Court Decision On Immigration Law Stirs Emotions
July 29, 2010 by Special To Personal Liberty
In a last-minute ruling on Wednesday, a Federal judge in Arizona struck down parts of the controversial immigration law—which was to take full effect the next day—sending policy advocates and commentators abuzz.
The ruling, which stops law enforcement officers from asking individuals for identification and blocks the requirement for non-United States citizens to carry their documents with them at all times, was praised by Latino Policy Coalition and United Steelworkers.
The former called it “a major blow to the fanatic fringe that supports racial profiling of Latinos,” as well as a victory “for everyone who has faith in the U.S. Constitution.”
However, Tom Fitton, president of Judicial Watch said his organization was disappointed with the decision. He also vowed to support the bill’s author, State Senator Russell Pearce, in defending the law in the courts.
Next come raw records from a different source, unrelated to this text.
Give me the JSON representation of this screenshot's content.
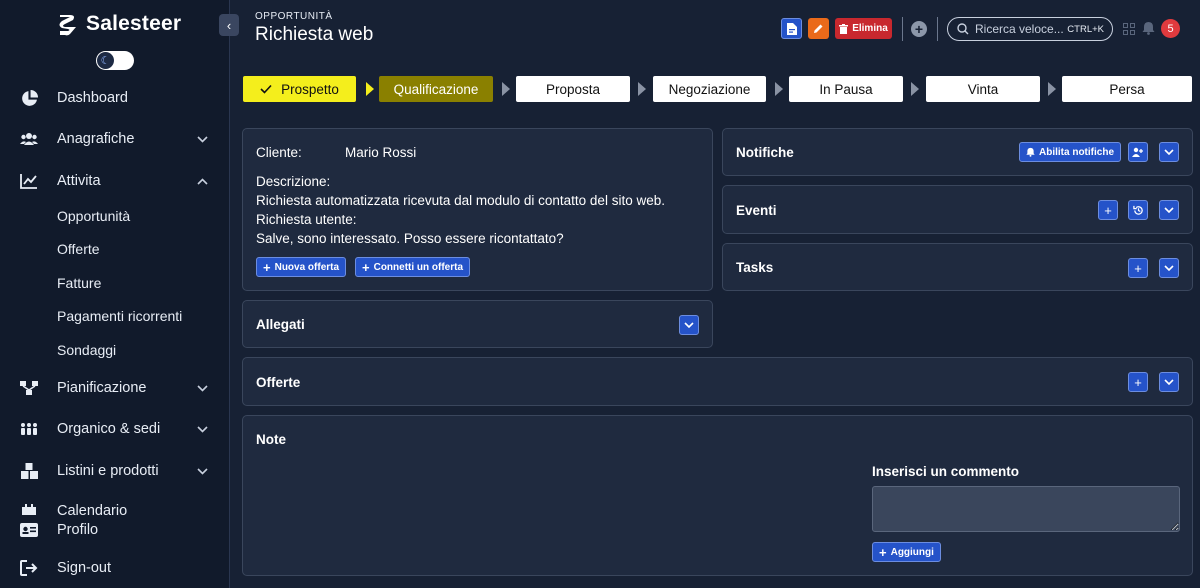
{
  "brand": {
    "name": "Salesteer"
  },
  "sidebar": {
    "items": [
      {
        "label": "Dashboard",
        "icon": "pie-chart-icon"
      },
      {
        "label": "Anagrafiche",
        "icon": "users-icon"
      },
      {
        "label": "Attivita",
        "icon": "chart-line-icon"
      },
      {
        "label": "Pianificazione",
        "icon": "flow-icon"
      },
      {
        "label": "Organico & sedi",
        "icon": "people-group-icon"
      },
      {
        "label": "Listini e prodotti",
        "icon": "boxes-icon"
      },
      {
        "label": "Calendario",
        "icon": "calendar-icon"
      }
    ],
    "subitems": [
      "Opportunità",
      "Offerte",
      "Fatture",
      "Pagamenti ricorrenti",
      "Sondaggi"
    ],
    "bottom": [
      {
        "label": "Profilo",
        "icon": "id-card-icon"
      },
      {
        "label": "Sign-out",
        "icon": "sign-out-icon"
      }
    ]
  },
  "header": {
    "subtitle": "OPPORTUNITÀ",
    "title": "Richiesta web",
    "delete_label": "Elimina",
    "search_placeholder": "Ricerca veloce...",
    "search_shortcut": "CTRL+K",
    "notifications_count": "5"
  },
  "pipeline": {
    "stages": [
      "Prospetto",
      "Qualificazione",
      "Proposta",
      "Negoziazione",
      "In Pausa",
      "Vinta",
      "Persa"
    ],
    "current": "Qualificazione"
  },
  "details": {
    "client_label": "Cliente:",
    "client_value": "Mario Rossi",
    "description_label": "Descrizione:",
    "description_line1": "Richiesta automatizzata ricevuta dal modulo di contatto del sito web.",
    "description_line2": "Richiesta utente:",
    "description_line3": "Salve, sono interessato. Posso essere ricontattato?",
    "new_offer_label": "Nuova offerta",
    "connect_offer_label": "Connetti un offerta"
  },
  "panels": {
    "attachments": "Allegati",
    "notifications": "Notifiche",
    "enable_notifications": "Abilita notifiche",
    "events": "Eventi",
    "tasks": "Tasks",
    "offers": "Offerte",
    "notes": "Note",
    "comment_label": "Inserisci un commento",
    "add_label": "Aggiungi"
  },
  "colors": {
    "accent": "#2553c9",
    "stage_done": "#f4ee1c",
    "stage_current": "#8a8000",
    "danger": "#c8282e",
    "edit": "#ea6a1a"
  }
}
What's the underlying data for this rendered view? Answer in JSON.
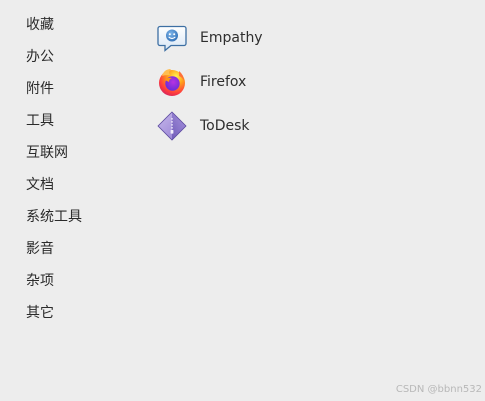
{
  "categories": [
    {
      "id": "favorites",
      "label": "收藏"
    },
    {
      "id": "office",
      "label": "办公"
    },
    {
      "id": "accessories",
      "label": "附件"
    },
    {
      "id": "tools",
      "label": "工具"
    },
    {
      "id": "internet",
      "label": "互联网"
    },
    {
      "id": "documents",
      "label": "文档"
    },
    {
      "id": "system-tools",
      "label": "系统工具"
    },
    {
      "id": "multimedia",
      "label": "影音"
    },
    {
      "id": "misc",
      "label": "杂项"
    },
    {
      "id": "other",
      "label": "其它"
    }
  ],
  "apps": [
    {
      "id": "empathy",
      "label": "Empathy",
      "icon": "empathy-chat-icon"
    },
    {
      "id": "firefox",
      "label": "Firefox",
      "icon": "firefox-icon"
    },
    {
      "id": "todesk",
      "label": "ToDesk",
      "icon": "todesk-diamond-icon"
    }
  ],
  "watermark": "CSDN @bbnn532",
  "colors": {
    "background": "#ededed",
    "text": "#2e2e2e",
    "watermark": "#b8b8b8"
  }
}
Fitton furthermore stressed that “The Obama administration is oblivious to the lawlessness and danger to the public safety caused by its failure to secure the borders and enforce the law.”
Meanwhile, The Federation for American Immigration Reform—which has supported SB 1070—has chosen to look on the bright side. Its representatives said that although several provisions were struck down, some of the important ones remained. They stressed that Judge Bolton’s ruling rejected the administration’s claim that immigration enforcement is solely a Federal matter.